‘Judas the Hero’ -DCI Judas Iscariot and the Black Museum #1 by Martin Davey – abandoned at 20%

Things are not looking good for Detective Inspector Judas Iscariot. Cursed with immortality by a vengeful and angry God, Judas finds himself in present day London and head of the secret occult crime division known as the Black Museum at Scotland Yard. It’s his job to keep London’s mysterious and macabre underworld under control. 

He’s on top of his caseload and everything seems fine, until one morning a pair of severed angel wings is delivered to the Black Museum and his world is turned inside out and upside down. Again.

It’s true that he is one of history’s most hated men, but he’s been given a second chance. It could also be his last. 

His investigation takes him on a journey through a city where angels work in pubs, pulling pints and delivering the post, along invisible pathways created by the ancient druids, to slave pits under construction sites, and on special trains that use Britain’s Ley lines as their tracks. Danger is everywhere, and characters from London’s evil past are queuing up to see him fall, but there are those who will fight his corner, too.WW2 Black Magicians, werewolves in U Boats, and the mysterious ‘10’ all want him dead, but If Judas can change – if he can help those that need it most and become a ‘Hero’ – then it’s just possible that he will finally be forgiven for the crime of all crimes, and finally find peace

Why did I buy ‘Judas The Hero’? Well, the publisher’s summary said “If you like Rivers of London, the Dresden Files and the Kings Watch, you will like this “, the reviews on GoodReads were mostly four or five stars, and the phraseDCI Judas Iscariot’ hooked me.

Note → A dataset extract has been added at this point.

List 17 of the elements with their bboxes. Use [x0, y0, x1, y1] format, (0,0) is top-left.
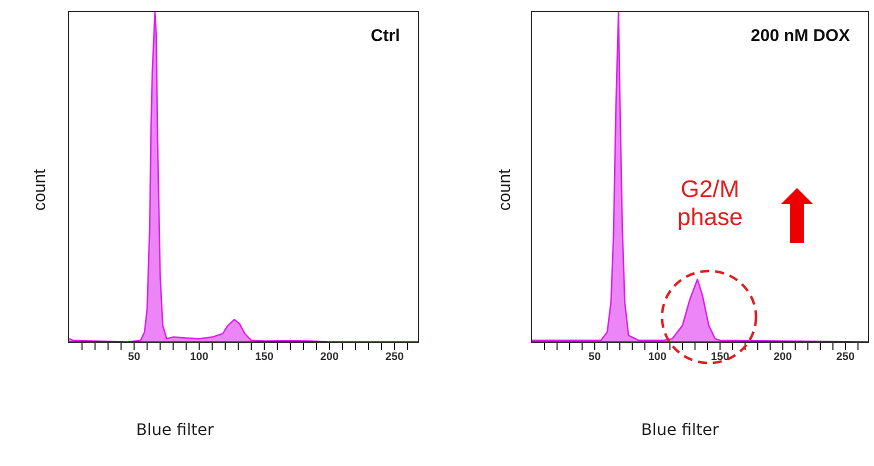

Why did I abandon it at 20%?

Mostly it was because of the writing. Some of the scenes were vividly written and pulled me into them completely, especially the ones where there was some action going on, but then the tone would change into the passive voice when the exposition of the plot or the backstory of a character was needed and all the colour leached out of the text. Then there were the proofreading errors – missing words that had to be guessed at to make sense of a paragraph and misspellings that shouldn’t have made it past the final edit. They distracted me like a scratch on a vinyl record. These were compounded by occasional glaring inconsistencies. For example, in the space of a few paragraphs, I was told that this team of ex-apostles working for John The Baptist are scary because they’re unkillable immortals and then I was told that they follow their crazy leader’s orders because disagreeing with him could be fatal. How can both of those things be true?

The first chapter read like the text version of a graphic novel. I could image the image of the U-Boat on the water at dawn: all the dramatic straight lines, presented in a sharply contrasting palette, heavy on blacks and reds and dark blues but with the orange of a sunrise and the yellow of a dingy for contrast. Unfortunately, the same chapter also characterised the Germans in World War II using the same simplistic clichés I remember from 1970s comic books.

The plot was original and I wanted to be convinced but little things nagged at me. For example, I liked the idea of the Second Fall in the Twenty-First Century, with more angels being kicked out of Heaven but I couldn’t see why they’d all want to come to live in England and especially in London.

It was when I met Judas Iscariot that I finally set the book aside. He’s the character the whole series hangs on and I found him unconvincing. Most of that was because the writing felt mechanical – like the bones of a first draft – a pencil sketch that needs colour to bring it to life – but some of it was because I couldn’t see in this man someone who had lived for more than two millennia and whose mind was first formed in Judea during the Roman occupation.

I know that the things that spoil this book for me won’t spoil it for others and I can see that there’s a lot of fun to be had with this series if you can relax and roll with it. I’m just too much of a pedant for that. I guess that’s my loss.